You will find the answer to your question varies greatly from philosopher to philosopher. My preferred answer to the question is to redefine the problem. Arne Naess did this in his philosophy of Deep Ecology. In Deep Ecology, he challenged the typical definitions of "self," involving the body and mind, pointing out places where they did not quite line up with how we use the word "self." He then suggested a different definition, which he argued is more consistent with our use of the word: the ecological self. The ecological self, he argued, is that which the self relates to.

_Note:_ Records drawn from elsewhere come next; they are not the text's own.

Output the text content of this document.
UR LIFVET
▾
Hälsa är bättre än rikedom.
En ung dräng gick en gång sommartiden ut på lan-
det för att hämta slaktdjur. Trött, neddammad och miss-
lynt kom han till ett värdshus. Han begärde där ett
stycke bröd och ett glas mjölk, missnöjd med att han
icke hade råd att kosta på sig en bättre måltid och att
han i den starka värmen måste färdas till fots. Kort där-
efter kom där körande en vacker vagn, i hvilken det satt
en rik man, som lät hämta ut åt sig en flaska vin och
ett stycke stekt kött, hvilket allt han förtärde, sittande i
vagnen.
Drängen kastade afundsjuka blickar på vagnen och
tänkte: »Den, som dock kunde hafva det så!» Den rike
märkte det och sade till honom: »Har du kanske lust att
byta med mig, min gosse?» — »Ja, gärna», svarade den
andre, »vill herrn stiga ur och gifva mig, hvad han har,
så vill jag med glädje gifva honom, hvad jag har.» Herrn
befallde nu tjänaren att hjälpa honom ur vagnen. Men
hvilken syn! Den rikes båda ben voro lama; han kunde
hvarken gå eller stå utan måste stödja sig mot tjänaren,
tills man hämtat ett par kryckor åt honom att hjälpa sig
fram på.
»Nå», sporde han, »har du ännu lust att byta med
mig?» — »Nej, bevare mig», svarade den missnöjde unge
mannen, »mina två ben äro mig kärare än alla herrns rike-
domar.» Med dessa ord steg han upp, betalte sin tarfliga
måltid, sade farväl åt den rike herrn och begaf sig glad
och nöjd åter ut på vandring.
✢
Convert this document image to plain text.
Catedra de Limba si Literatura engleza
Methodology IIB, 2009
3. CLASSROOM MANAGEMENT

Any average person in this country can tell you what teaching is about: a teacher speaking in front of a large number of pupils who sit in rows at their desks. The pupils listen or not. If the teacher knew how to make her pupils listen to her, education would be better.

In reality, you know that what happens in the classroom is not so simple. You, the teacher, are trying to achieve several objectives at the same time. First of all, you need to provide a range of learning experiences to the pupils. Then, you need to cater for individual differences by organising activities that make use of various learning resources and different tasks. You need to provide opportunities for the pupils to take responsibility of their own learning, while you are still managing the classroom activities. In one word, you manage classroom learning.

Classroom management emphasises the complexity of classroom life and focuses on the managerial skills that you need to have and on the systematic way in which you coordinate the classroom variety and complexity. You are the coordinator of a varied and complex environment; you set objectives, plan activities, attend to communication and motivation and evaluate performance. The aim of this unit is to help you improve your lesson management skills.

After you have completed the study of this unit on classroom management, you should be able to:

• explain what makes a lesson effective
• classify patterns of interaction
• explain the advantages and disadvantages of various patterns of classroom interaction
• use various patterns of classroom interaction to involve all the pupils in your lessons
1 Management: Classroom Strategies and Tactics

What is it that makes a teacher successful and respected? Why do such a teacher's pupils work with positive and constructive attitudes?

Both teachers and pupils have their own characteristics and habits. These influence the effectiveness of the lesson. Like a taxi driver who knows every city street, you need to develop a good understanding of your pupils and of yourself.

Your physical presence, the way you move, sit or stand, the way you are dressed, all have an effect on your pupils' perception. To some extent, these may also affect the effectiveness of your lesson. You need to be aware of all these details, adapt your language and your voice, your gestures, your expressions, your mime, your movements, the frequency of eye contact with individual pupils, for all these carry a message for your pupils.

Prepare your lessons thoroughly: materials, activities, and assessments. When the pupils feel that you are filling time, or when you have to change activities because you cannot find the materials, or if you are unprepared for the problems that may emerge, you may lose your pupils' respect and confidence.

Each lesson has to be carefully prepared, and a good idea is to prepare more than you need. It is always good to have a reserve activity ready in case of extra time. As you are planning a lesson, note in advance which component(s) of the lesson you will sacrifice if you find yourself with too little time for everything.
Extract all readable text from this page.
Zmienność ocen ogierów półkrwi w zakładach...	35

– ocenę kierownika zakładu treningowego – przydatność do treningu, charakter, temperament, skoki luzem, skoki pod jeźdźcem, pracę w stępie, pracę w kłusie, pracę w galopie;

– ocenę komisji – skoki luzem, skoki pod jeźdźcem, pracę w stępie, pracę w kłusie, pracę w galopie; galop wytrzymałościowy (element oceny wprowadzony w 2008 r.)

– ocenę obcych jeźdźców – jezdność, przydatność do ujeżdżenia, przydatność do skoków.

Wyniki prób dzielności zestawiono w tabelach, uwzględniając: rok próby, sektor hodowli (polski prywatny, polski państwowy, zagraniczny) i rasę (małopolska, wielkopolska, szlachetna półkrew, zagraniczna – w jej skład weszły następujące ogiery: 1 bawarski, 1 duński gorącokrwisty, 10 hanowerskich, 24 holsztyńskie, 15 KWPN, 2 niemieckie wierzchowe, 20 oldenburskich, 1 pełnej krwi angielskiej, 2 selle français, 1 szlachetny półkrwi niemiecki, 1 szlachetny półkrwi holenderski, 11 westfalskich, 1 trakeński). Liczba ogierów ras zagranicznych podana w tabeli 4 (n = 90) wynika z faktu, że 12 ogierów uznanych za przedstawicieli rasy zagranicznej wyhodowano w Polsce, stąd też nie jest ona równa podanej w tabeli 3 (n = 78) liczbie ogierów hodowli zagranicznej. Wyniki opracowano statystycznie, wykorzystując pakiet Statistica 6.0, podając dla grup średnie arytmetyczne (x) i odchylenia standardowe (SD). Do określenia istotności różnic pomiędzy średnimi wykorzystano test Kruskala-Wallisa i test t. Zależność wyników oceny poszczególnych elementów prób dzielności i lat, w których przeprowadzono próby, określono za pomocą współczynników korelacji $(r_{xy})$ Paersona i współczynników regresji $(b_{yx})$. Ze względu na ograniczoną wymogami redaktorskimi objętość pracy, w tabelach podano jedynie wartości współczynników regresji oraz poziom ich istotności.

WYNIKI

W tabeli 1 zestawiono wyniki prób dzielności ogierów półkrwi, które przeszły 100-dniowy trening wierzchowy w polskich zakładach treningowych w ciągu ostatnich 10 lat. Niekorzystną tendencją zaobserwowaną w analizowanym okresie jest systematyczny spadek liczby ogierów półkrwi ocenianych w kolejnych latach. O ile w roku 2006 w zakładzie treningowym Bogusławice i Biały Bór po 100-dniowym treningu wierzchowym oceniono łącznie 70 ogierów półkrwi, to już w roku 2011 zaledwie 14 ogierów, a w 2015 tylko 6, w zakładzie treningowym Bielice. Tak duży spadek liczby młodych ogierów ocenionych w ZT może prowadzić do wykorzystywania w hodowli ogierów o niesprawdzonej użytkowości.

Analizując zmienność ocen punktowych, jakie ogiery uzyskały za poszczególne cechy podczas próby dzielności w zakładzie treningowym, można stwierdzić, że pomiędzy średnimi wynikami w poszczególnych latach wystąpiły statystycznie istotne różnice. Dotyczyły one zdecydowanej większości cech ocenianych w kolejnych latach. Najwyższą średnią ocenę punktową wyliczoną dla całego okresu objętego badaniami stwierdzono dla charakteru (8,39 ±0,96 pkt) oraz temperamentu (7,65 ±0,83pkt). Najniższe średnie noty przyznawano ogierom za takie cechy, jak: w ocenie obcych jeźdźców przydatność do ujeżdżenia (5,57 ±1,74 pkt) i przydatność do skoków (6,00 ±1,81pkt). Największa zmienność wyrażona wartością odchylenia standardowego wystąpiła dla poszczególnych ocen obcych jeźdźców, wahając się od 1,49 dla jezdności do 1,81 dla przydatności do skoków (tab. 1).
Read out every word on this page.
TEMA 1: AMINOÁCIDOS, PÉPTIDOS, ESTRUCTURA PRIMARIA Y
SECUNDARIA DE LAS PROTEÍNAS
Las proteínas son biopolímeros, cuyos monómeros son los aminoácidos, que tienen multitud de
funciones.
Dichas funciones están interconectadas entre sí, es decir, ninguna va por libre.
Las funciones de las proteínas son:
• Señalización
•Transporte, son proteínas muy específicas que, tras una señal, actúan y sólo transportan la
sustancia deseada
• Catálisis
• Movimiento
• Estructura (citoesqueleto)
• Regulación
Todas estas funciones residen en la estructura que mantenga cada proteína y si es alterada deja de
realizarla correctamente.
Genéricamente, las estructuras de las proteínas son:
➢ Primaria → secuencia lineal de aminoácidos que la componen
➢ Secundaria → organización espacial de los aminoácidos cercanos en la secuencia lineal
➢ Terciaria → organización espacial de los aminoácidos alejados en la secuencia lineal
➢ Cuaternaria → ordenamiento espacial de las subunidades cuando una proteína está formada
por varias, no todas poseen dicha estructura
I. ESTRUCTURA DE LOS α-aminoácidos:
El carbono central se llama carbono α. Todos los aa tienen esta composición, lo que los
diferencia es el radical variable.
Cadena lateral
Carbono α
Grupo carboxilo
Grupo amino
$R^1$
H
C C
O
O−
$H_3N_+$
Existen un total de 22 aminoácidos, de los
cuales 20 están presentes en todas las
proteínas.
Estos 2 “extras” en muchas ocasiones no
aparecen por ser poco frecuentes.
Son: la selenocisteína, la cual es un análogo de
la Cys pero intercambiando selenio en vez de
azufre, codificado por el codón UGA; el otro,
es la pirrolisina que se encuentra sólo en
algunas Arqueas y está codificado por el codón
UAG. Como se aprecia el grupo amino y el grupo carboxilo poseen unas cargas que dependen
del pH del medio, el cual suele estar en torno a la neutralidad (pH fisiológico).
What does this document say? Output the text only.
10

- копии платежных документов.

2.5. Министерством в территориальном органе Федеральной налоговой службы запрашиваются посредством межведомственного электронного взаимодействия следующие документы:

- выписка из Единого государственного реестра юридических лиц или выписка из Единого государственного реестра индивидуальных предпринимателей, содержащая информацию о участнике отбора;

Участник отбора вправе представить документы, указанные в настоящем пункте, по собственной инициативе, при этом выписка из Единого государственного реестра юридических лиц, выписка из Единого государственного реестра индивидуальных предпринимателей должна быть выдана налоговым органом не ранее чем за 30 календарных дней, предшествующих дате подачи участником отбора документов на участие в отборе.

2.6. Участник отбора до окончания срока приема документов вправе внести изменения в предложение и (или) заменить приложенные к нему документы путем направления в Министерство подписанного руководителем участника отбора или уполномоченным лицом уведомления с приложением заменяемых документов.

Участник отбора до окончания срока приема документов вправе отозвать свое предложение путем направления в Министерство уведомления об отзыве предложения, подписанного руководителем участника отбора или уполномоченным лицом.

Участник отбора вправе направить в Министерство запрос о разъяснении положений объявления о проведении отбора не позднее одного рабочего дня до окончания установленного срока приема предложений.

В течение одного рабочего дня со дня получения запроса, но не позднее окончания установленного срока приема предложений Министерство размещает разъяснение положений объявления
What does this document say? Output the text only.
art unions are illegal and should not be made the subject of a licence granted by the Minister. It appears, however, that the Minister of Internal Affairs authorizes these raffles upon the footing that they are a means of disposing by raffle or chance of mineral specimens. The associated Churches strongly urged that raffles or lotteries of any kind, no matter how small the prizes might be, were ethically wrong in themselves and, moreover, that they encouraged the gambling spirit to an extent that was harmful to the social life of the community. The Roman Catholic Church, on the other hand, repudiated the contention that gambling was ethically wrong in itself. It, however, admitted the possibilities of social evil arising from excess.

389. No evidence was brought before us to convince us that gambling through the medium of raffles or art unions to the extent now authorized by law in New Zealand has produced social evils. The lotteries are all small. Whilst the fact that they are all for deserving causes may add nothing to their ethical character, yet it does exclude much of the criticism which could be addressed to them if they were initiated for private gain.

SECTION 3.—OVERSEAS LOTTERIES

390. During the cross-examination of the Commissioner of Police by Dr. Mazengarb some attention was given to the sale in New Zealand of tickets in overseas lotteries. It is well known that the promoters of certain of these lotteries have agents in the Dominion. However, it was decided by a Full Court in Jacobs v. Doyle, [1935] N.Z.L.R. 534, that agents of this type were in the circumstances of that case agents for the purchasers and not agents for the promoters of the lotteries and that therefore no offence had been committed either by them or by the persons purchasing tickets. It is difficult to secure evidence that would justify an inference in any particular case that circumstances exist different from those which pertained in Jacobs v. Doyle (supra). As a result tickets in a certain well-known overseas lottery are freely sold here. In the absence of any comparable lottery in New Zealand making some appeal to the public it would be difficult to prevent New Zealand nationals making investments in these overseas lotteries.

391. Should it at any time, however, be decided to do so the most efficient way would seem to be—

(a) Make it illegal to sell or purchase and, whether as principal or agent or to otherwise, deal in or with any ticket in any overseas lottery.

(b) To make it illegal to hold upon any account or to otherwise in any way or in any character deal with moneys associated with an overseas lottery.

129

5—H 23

In his philosophy, he argued that selfishness is not unethical at all. In fact, he argued that altruism is actually a special case of selfishness. He gave Mother Teresa as an example of someone who, according to the definition of the ecological self, was extremely selfish, but she related to so much of humanity that her ecological self was very broad and deep. Thus, simply by doing what her self wanted (selfishness), she helped a great many people. This choice of definition helps avoid the issue of self-sacrifice that typically comes up when exploring altruism. Instead of treating altruism as giving up one's self to support another, it is treated as a widening of the self to include another.


According to Aristotelian virtue ethics, one always should find the so-called golden mean between too much of action A and too much of the opposite of action A.

In other words, if you are to altruistic (self-sacrificing), then it is not good because this means that you sacrifice to much of your own happiness for that of others, and that can be considered unethical to yourself. If you are to selfish, then you are not caring about others, which is also unethical.

So according to Aristotle's virtue ethics, you should care about others, but not so much that you can't fullfill any of your own interests or wishes.

  • This is not a very good account of Aristotle's ethics. The golden mean is the middle between two extremes -- but the extremes relate to human nature before they relate to actions.
    – virmaior
    Mar 28 '16 at 5:37

Aristotles ethics is based on the unity of opposites; and hence sometimes it is right to care for others and also for yourself; the degree to which this is possible is constrained by your own circumstances.

It's not an ethical monism where ethics is reduced solely to pure selfishness or pure selflessness; it take the mean; or rather it's unity.